RAMSEY DAU



Blouin Modern Painters (Winter 2016/2017)


My interests lie in choosing things that are out there in the world and, after a period of exploration and gestation, presenting them in a new way, one that reflects my interest in them as objects. So the quiddity of the painting is important, as opposed to a concept it represents. All of my works are composed before they are painted, most coming directly from study collages made using imagery appropriated from print sources: art books, fashion and culture magazines, newspapers, and ephemera like ticket stubs or advertising mailers. I try to keep this sourcing process unguided, meaning I just try to pay attention in my daily life to what I'm drawn to. Once I have a composition that I'm happy with,I photograph it and work with it in the computer to further refine the composition through sizing and cropping. The painting process is very laborious; a detailed larger work can take over a month. I work in acrylics and acrylic enamels and use a lot of dry-brush techniques, tape and masking, and very small brushes. Working with pre-existing materials and using abstract collage as a composition tool allows me to focus on my personal aesthetics rather than getting stalled in all the other things that go into making an image. Perhaps because of my twenty-plus years in graphic design, I find this creative process very comfortable and intuitive. At a very base level, collage is a form of design; you have these elements - photos, fonts, text blocks, shapes, logos - and you move them around inside a page to make pleasing compositions. I work very much by feeling, and when something is right, it's the same feeling in both practices.

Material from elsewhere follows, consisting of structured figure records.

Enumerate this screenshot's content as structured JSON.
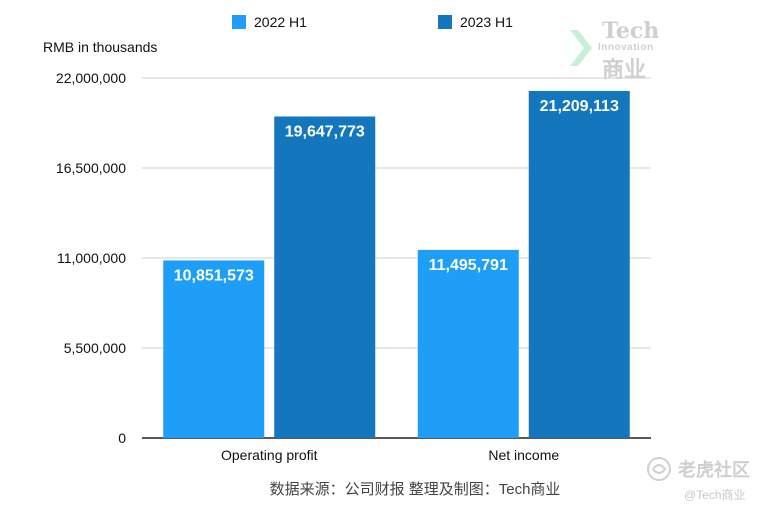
{
  "chart_data": {
    "type": "bar",
    "categories": [
      "Operating profit",
      "Net income"
    ],
    "series": [
      {
        "name": "2022 H1",
        "values": [
          10851573,
          11495791
        ],
        "labels": [
          "10,851,573",
          "11,495,791"
        ],
        "color": "#1e9ef7"
      },
      {
        "name": "2023 H1",
        "values": [
          19647773,
          21209113
        ],
        "labels": [
          "19,647,773",
          "21,209,113"
        ],
        "color": "#1477bd"
      }
    ],
    "ylabel": "RMB in thousands",
    "ylim": [
      0,
      22000000
    ],
    "yticks": [
      0,
      5500000,
      11000000,
      16500000,
      22000000
    ],
    "ytick_labels": [
      "0",
      "5,500,000",
      "11,000,000",
      "16,500,000",
      "22,000,000"
    ],
    "grid": true,
    "legend": "top-center"
  },
  "source_text": "数据来源：公司财报 整理及制图：Tech商业",
  "watermarks": {
    "top_right": {
      "line1": "Tech",
      "line2": "Innovation",
      "line3": "商业"
    },
    "bottom_right": {
      "title": "老虎社区",
      "handle": "@Tech商业"
    }
  }
}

The painting we see here to the left, Turning Inward, had its starting point in a collage, whose component pieces came together haphazardly from a stack of source material. I found that a face I had previously torn in half lined up almost perfectly with another, unrelated face. Although the models were of different gender, they both had an androgyny that was enhanced by their mixing. The teal page with the excised shape came froma LACMA catalog; I rearranged and replaced the museum's text with a quote from Rilke.

The work on the following page, The BlackBody Radiation Problem, was composed digitally, in the style of a fashion ad: with aprovocative photo, large negative space, and an iconic logo mark. However, in this case, I’ve used an image from Charles Ray's PlankPiece I-II, 1973, a photograph of a performative sculpture. I had always liked the documentation of Ray's piece, in part because of his playful reference to John McCracken's leaning sculptures. I severely cropped the original image, which adds to the feeling of unease present, and also negates any idea that this painting is "about' Charles Ray. A concert wristband sits on top of the composition. The painting is also covered in pencil scribbles, a nod to Cy Twombly and an analog to the naive marks an unattended child leaves in a cherished book. Scribbling on top of a painting that took a month to make is both terrifying and freeing.